El 11 de noviembre de 2025, la fortaleza ucraniana de Pokrovsk cayó por completo, y la ciudad de Mirnograd, epicentro del asedio, se encuentra ahora en un estado de rendición o vacilación, más que de guerra. Al parecer, se trató de un escenario mixto para tropas de élite ucranianas y nuevos reclutas. El número de soldados rendidos ronda los 30, con los heridos ocupando los primeros puestos. El gobierno central ha reducido el número de soldados rusos de menos de 1.000 a unos 100.000, lo que ha propiciado una derrota inevitable, una abdicación de responsabilidad y el mantenimiento de la jerarquía militar. En cierto modo, resulta difícil juzgar esta situación. Esto se debe a que Zelensky está siendo marginado y la situación se desarrolla de tal manera que reduce aún más la probabilidad de que se inicien negociaciones de paz.

Lo que se está evitando es el nacionalismo, o mejor dicho, la deriva de W2 hacia Ucrania, que forma parte de Polonia y ha sido una región en conflicto desde aproximadamente 1500, y es una región católica ortodoxa rusa. Si esta arma nuclear cambia, las semillas de la destrucción de Rusia se convertirán en semillas de violencia, y en lugar de una guerra, se asemejará a la presencia de escuadrones de la muerte. La población, criada bajo un sistema educativo brutal en Nueva York y el Reino Unido, carece del concepto de preservar el nombre de su país. El teatro de operaciones es otro ejército, y esto es lo que mujeres estadounidenses, como Nuland y Hillary Clinton, utilizaron en las últimas elecciones de Zytlima antes de 2022 para simbolizar el exterminio de rusos y cristianos ortodoxos rusos. Joe Biden ya está preparando el W3, que se dice que implica el uso de armas nucleares.

Esto lo expresan principalmente oficiales militares estadounidenses retirados. Actualmente, los oficiales de inteligencia militar de EE. UU. y otros están fuertemente influenciados por su rusofobia ciega en sus tesis de graduación, y se encuentran en una trayectoria que promete la producción en masa y las empresas armamentísticas tras su retiro. Para ascender en la élite, deben someterse ciegamente a la autoridad. En otras palabras, las fuerzas armadas, la única entidad que jura lealtad a la constitución y demás leyes del país, son tratadas como una molestia. Al igual que el ejército japonés...

La deuda contraída durante la guerra es enorme, lo cual refleja las capacidades de la nación. Sin embargo, incluso los programas de IA más avanzados del mundo ya han demostrado ser incapaces de sostener a un país tras la guerra. En países sin industria, con poblaciones pequeñas y, como ocurre en Europa del Este, es más probable que quienes se dedican a la política acepten sobornos, ya que la política implica obtener dinero.

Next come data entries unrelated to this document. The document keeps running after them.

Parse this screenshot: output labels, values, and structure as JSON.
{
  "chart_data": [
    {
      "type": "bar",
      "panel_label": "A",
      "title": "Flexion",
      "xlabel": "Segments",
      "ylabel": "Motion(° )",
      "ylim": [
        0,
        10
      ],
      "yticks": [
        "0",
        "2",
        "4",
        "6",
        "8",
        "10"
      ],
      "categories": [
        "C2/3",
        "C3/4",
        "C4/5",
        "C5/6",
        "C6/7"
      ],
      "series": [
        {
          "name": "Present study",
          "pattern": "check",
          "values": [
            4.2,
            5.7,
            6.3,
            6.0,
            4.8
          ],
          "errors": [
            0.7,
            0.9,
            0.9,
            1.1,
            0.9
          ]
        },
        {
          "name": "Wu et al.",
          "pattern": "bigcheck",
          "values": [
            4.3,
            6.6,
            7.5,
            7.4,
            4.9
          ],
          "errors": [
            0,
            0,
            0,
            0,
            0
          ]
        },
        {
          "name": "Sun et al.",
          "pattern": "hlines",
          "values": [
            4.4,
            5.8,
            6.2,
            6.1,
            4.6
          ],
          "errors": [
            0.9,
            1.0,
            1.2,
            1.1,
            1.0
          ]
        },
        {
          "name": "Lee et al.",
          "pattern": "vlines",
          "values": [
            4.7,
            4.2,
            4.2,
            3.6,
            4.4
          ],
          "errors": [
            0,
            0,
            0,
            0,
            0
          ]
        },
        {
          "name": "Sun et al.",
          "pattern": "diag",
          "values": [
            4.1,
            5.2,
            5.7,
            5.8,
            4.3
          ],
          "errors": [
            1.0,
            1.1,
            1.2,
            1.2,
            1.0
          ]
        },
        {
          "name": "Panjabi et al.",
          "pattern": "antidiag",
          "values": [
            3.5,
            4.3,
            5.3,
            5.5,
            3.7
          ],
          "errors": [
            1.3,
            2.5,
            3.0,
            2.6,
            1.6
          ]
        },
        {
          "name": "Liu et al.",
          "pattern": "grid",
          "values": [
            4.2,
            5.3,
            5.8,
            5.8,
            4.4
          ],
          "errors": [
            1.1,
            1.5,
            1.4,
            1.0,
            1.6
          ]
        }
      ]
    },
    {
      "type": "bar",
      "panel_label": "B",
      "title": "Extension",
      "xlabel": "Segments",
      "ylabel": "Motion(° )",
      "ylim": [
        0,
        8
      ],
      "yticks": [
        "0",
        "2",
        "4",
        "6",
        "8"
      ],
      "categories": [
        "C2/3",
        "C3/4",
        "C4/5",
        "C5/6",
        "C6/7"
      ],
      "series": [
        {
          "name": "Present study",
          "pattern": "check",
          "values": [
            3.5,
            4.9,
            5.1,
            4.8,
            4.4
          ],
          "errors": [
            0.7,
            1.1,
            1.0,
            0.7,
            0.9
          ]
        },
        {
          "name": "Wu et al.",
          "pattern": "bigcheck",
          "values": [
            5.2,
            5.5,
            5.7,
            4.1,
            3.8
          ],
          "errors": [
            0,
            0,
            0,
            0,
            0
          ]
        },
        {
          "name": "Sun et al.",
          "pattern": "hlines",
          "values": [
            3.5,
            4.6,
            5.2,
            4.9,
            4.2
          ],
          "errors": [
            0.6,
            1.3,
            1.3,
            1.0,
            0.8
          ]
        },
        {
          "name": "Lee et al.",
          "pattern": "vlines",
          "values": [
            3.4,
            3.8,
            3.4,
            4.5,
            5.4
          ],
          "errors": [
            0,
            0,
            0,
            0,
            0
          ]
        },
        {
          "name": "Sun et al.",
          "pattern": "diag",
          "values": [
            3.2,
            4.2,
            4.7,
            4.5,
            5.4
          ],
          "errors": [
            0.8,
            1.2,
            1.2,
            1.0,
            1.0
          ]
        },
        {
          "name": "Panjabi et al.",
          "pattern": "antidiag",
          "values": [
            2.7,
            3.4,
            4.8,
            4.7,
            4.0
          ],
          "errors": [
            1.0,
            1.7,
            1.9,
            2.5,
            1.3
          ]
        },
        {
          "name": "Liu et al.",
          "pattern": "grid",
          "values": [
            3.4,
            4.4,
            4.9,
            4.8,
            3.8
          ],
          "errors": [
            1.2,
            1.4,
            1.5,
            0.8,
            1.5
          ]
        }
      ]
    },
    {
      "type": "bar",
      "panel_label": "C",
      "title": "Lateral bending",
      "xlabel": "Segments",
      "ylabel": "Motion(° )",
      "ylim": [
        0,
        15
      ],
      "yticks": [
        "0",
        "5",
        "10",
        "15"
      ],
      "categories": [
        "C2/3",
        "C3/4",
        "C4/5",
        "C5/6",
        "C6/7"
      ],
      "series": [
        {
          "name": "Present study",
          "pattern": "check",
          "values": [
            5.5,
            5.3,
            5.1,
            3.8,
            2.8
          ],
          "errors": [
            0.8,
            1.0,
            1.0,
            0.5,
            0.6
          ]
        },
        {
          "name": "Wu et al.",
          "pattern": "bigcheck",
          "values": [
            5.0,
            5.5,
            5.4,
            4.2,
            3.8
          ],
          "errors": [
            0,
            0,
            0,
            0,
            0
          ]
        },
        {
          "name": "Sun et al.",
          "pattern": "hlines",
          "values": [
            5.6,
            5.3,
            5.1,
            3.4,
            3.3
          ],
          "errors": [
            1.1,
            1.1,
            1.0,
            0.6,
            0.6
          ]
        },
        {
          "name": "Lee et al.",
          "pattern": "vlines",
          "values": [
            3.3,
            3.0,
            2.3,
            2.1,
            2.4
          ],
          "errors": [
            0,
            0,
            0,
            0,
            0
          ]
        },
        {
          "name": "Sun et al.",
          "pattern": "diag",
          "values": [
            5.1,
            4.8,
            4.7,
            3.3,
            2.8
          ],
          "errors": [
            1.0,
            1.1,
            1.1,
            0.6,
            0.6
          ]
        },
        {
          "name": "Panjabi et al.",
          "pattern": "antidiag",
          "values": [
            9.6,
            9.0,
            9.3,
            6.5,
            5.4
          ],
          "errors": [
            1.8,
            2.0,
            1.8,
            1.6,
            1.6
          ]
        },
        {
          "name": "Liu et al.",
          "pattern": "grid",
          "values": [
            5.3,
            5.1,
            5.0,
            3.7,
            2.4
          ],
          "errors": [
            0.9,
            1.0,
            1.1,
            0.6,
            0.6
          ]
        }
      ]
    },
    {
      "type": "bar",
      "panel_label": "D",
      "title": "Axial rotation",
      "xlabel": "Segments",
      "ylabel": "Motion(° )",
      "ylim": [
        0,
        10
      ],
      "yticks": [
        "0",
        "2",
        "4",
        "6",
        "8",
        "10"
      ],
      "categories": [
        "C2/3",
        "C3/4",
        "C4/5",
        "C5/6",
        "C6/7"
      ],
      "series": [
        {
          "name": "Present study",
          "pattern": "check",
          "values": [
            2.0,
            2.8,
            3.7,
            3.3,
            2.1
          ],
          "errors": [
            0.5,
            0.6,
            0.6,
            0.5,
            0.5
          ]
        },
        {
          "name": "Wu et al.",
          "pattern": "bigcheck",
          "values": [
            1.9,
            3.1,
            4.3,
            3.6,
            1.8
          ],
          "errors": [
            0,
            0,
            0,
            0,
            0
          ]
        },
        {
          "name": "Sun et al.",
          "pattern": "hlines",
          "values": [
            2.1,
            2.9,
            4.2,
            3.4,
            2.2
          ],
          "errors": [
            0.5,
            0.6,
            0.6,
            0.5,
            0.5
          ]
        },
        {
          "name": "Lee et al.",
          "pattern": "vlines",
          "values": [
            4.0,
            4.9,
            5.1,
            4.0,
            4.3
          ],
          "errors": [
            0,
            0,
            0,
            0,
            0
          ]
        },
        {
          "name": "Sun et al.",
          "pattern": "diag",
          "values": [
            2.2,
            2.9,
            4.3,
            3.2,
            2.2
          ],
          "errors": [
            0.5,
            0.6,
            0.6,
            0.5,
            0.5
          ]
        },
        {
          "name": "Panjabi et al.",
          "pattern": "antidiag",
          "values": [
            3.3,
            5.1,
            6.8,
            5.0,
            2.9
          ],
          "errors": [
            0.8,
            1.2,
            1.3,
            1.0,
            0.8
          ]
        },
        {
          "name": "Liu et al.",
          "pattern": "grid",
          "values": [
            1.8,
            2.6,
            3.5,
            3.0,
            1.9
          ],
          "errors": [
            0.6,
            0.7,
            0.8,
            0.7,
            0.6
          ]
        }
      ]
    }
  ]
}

Estados Unidos alcanzó su apogeo durante la era JFK, cuando reinaba una euforia generalizada y se firmaron numerosos tratados de limitación nuclear como consecuencia de la distensión externa. Sin embargo, Trump y otros abandonaron dichos tratados, y ahora se ha tocado fondo: el entendimiento mutuo sobre cuestiones nucleares prácticamente ha desaparecido a discreción de Estados Unidos.

Estados Unidos y Trump, que fingen desconocer el estado de varios tratados, participaron en el inicio de la guerra de Ucrania y, en lo que respecta a sus objetivos tradicionales, están completamente alineados con la facción belicista. Esto, al igual que las condiciones para el colapso de Gran Bretaña, se basó en el engaño y la hipocresía. Económicamente, Churchill estandarizó la ilusión del patrón oro, lo que intensificó el colapso de forma repentina. El problema es que son incapaces de verlo.

Parece que Estados Unidos solo puede actuar así debido a una excesiva apatía académica que evita el esfuerzo de estudiar la convergencia de los orígenes blancos, cristianos y financieros en el mundo empresarial.

Creo que Japón ha tenido que soportar esta carga en un corto período de tiempo.